Employment by Family Business at Below-Market Compensation
When a judgment debtor becomes employed by a family-owned business at suspiciously low wages despite having valuable skills or experience, this arrangement may be designed to minimize garnishable income. The debtor may actually be receiving compensation through other means such as benefits, expense accounts, or informal payments that do not appear on official wage records.
Timing of Asset Sales and Dispositions
Asset sales that occur immediately before or after a judgment, especially when sold below fair market value, indicate potential fraud. If a debtor sells real estate, vehicles, or business interests in quick succession following an adverse verdict, these transactions deserve scrutiny. The proceeds from these sales may have been transferred to protected accounts or converted to difficult-to-trace assets.
Use of Nominee Ownership Structures
Sophisticated debtors sometimes hold assets in the names of nominees or strawmen who appear to be the legal owners but actually hold property for the debtor’s benefit.

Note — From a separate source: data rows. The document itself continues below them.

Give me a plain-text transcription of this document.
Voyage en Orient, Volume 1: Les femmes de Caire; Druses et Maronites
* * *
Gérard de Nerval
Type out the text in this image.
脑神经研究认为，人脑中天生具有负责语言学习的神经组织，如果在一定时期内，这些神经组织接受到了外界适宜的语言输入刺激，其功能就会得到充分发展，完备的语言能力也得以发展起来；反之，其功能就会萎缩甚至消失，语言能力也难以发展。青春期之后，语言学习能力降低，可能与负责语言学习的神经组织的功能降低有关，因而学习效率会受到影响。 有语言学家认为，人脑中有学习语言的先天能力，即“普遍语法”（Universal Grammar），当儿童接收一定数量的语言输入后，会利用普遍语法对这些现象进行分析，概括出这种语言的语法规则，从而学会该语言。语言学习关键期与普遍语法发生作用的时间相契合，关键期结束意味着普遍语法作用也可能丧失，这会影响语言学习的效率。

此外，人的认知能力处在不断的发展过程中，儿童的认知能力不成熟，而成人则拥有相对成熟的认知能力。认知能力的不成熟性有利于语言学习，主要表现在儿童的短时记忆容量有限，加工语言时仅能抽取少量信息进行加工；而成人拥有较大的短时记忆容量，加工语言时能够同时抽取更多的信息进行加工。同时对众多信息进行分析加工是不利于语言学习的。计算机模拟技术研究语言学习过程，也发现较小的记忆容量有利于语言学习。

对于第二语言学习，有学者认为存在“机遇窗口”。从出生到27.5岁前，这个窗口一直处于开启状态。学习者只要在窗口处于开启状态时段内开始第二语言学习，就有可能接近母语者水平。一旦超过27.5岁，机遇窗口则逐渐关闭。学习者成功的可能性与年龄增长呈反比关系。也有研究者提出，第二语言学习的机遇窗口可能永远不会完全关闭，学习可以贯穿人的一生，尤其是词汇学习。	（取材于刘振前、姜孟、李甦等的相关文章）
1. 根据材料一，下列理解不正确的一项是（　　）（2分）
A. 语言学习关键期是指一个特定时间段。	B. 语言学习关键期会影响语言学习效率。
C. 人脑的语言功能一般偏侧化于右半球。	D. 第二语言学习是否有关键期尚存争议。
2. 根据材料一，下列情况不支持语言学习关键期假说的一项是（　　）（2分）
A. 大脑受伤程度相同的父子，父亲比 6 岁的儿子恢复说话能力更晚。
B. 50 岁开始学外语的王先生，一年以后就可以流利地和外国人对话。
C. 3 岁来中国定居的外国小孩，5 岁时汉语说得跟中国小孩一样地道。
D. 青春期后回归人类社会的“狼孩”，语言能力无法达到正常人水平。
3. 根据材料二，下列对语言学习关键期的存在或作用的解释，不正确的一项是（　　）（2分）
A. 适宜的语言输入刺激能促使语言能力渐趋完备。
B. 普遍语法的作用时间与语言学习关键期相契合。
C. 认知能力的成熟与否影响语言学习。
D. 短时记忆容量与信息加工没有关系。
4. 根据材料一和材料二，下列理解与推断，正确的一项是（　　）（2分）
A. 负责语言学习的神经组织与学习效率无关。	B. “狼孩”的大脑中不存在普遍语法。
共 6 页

This can include real estate titled in another person’s name, bank accounts controlled by the debtor but nominally owned by someone else, or business interests held through intermediaries.
Patterns of Cash Transactions and Unreported Income
Debtors who operate primarily in cash or who have businesses with significant cash components may be concealing income and assets. If bank deposits do not reflect the level of business activity or lifestyle expenses, the debtor may be maintaining hidden cash reserves or using unreported income to fund their living expenses while claiming inability to pay.
Taking Action on These Red Flags
Identifying these warning signs is only the first step. New York law provides creditors with robust tools to investigate and recover hidden assets, including turnover proceedings, restraining notices, and fraudulent conveyance actions. The key is acting quickly when red flags appear, as asset trails grow colder with time and debtors become more sophisticated in their concealment efforts.